- Born: Terri Leigh December 23, 1981 (age 44) Manitoba, Canada
- Years active: 2008–present
- Website: https://twitter.com/TerriLeighTV

= Terri Leigh =

Terri Leigh (born December 23, 1981) is a Canadian television anchor and was a member of the Fox Soccer Report on-air talent team since October 2008.

On September 5, 2010, she announced her departure from Fox Soccer Channel on air. She now hosts The Express on beIN Sports Channel.

==Radio career==
Terri Leigh got her start in media at the age of 15 with the Canadian radio network Golden West Broadcasting. She credits GWB for helping launch her career and opening many doors for her within the industry. Starting off as a part-time receptionist then as a commercial producer, Terri worked her way up to become a morning drive-time show host.

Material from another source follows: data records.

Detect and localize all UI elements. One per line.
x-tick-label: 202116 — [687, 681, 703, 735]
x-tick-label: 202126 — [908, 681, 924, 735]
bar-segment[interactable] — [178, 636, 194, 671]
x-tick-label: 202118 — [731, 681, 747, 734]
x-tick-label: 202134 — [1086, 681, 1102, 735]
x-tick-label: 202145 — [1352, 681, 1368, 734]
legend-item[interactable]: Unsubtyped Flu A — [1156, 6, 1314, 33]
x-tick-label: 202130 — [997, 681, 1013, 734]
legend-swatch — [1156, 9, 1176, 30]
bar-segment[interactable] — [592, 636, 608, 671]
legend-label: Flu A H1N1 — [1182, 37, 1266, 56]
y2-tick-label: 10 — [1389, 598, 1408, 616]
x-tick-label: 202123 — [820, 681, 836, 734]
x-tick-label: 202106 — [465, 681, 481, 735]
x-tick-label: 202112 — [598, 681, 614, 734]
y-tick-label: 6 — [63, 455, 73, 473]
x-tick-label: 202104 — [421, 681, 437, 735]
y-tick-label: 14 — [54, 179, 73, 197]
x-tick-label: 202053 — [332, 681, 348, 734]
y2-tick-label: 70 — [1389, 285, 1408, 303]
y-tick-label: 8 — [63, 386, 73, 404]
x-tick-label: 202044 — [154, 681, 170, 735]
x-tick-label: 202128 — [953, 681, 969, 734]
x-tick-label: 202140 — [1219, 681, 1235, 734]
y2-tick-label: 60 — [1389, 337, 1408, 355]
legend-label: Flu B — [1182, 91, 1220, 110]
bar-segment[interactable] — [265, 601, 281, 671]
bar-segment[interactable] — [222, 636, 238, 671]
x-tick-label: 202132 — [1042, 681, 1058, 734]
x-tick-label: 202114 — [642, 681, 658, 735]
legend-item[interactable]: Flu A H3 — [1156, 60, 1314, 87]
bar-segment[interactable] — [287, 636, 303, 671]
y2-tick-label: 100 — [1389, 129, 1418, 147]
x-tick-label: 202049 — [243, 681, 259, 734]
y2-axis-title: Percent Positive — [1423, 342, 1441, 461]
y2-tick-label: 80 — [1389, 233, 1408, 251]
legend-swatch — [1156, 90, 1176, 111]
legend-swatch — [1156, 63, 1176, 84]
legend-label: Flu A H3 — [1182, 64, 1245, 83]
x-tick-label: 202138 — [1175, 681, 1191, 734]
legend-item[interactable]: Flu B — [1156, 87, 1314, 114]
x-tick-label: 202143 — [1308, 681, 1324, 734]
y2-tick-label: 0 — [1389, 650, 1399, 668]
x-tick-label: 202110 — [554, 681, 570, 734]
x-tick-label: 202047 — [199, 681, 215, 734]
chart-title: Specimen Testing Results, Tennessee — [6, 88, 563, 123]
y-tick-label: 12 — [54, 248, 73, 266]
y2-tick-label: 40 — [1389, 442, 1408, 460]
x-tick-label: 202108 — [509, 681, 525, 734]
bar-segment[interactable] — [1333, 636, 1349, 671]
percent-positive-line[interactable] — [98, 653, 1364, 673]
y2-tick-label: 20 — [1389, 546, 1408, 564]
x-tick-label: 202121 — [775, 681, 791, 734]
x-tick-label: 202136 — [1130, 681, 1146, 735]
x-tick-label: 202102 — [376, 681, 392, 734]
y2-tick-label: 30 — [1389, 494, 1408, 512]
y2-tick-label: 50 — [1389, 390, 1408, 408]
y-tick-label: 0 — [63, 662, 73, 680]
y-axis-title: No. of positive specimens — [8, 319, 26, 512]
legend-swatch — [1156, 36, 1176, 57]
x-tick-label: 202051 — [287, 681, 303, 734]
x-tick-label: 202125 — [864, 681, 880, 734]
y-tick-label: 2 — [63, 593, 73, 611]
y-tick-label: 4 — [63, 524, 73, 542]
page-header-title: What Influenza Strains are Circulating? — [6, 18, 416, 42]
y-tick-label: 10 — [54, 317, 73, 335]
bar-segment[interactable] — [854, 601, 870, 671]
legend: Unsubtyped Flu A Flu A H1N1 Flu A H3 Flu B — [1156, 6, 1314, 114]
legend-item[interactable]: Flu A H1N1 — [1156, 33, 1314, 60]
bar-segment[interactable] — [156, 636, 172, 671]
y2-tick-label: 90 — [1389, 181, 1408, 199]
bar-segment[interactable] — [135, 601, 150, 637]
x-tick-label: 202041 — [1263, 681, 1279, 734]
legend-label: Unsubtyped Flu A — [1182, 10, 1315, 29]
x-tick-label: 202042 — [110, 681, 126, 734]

In the autumn of 2010, Terri returned to radio to begin a career in sales for HOT103/QX104.

==TV career==
In 2004 she began with CanWest Global, programming channels including Fox Sports World Canada, Xtreme Sports and MenTV. She returned to the airwaves with local Winnipeg radio station Cool FM before rejoining Global in 2008 to begin her role as a Fox Soccer Report anchor, where she remained until 2010.

In 2012 Terri relocated to Miami to join beIN Sport as co-host of The Express, a pre- and post-game analysis show, where she currently located.

Away from the camera, Terri holds the position of vice-chair with the Manitoba chapter of Canadian Women in Communications.

==Personal information==
Raised on a small farm in southern Manitoba, Terri’s sport of choice growing up was curling.